This Little Game (and Why To Love It)

Day 2,596, 15:50 Published in USA USA by Silas Soule


This Little Game



A powerful and emergent game depicts the two opposing sides of the Universe. I was (once) enthusiastic about the (potential) quality of this little game. It was not a game about people talking in virtual space about random stuff. Not a game about life-travelers engaging in ongoing arguments about the human condition(s). It was a game (I imagined) about the quality of life. Not the meaning of it but the quality. The details in its design. What a certain type of religious person might call the internal clockworks of true valor.


As a general tenor, the duality of belief is analyzed completely when various e-protagonists debate over the serious and dangerous issues raised by the game. It is about dying of boredom and rescuing players from dying of boredom, right? Not really. It promotes the religion of ceaseless warfare while at the same time teaching players to endure the stifling nullity of a dull life un-lived in service to the spectacle of zombified global capital. Right? Not really again.






This game has a greater meaning than just that. We play in an e-world filled with pathetic lies, corny truths, raised flags over white buildings and big letters superimposed on or over the dark ones. We play in a space where prostitution is not only legalized but embedded into the cultural state of the society. We pretend-live in a virtual world where rejection, where pain, where slavery and failure are common attractions for the atrocious tourists.


We hope -- rather hopelessly -- to free this world from the hands of the manipulators and selfish dictators, we (pretend to) organize revolutions, we fight for freedom but in the end we all get trapped in the same positions as were before. This is what this game is about.


It's about the ongoing fight carried to win our faith back. Faith, science, culture, logic, mathematics, metaphors, feelings, achievements... They are all the same. They are content. They are the ingredients and thoughts that player-kind must have in order to survive the greatest threat of them all.







The threat which is not the monetary or economic system, the threat which is not the harsh e-un-reality, the threat which is not the solely figurative place of the person in the world, but the threat that is represented in the lack of faith in ourselves.



We are our own guides because we rule this world. This is why this little game once captured my attention completely. It's not a masterpiece of a game. It's not a grand scale epic strategy game, nor an immersive, encompassing role-playing getaway. It's not a studio banking option.
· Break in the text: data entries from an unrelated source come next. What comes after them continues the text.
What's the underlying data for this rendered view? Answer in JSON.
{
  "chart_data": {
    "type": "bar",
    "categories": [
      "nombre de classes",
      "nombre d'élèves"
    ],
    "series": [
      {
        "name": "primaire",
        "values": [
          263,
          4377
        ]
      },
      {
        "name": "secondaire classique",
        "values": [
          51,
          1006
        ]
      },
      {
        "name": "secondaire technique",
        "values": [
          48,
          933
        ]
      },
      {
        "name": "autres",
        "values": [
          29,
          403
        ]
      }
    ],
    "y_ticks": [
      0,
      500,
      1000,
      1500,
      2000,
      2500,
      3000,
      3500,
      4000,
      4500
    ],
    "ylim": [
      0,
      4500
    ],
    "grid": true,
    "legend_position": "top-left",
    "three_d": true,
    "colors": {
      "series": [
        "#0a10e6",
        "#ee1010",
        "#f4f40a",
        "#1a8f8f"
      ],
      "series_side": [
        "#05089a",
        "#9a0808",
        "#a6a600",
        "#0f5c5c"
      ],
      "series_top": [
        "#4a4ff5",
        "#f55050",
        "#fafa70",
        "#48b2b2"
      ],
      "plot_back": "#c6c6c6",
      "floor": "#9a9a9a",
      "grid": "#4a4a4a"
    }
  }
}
It will never be turned into a film.



At the same time...it was simply great at times. I loved it because it really balanced amazingly well the truth revealed in the denouement of all adventures in samsara. It is identical in form and content.







The little details like the utter uselessness of standard political endeavors, the erasure of intellect and depth-of-field from popular literature, the absence of TV and the mindlessness of radio, the many virtual locks on the many phantasmic doors and not to mention the biggest detail of them all... the fight button. Just think about the fight button vs. everything else. Order vs. Chaos. Even in a messy world we can find the neat, systematic order of click (bang), click (boom), click (kill), click, click...



Going further to the execution, the game is well structured, the dialogues can be haunting at times, even the horrid cliches fade away because even when you find them they tend to leap off a virtual cliff by the time you log out. The acting is, in many cases, impeccable and the technical aspect of the game, all things considered, though disappointing in many ways, has a steady, consistent, reliable feel to it. Like a job you don't really like, or a welfare check you don't really wish you needed, but must have in order to avoid starving.



I can't talk too much about this game because I don't want to enter into the details... I would end up writing a gigantic tome. I just hope people can see what a good game this really is. I'm pretty sure few games have ever captured my attention as this one did.


Like Ward and Jaquet's Gamma World, this is a game about content and... containers.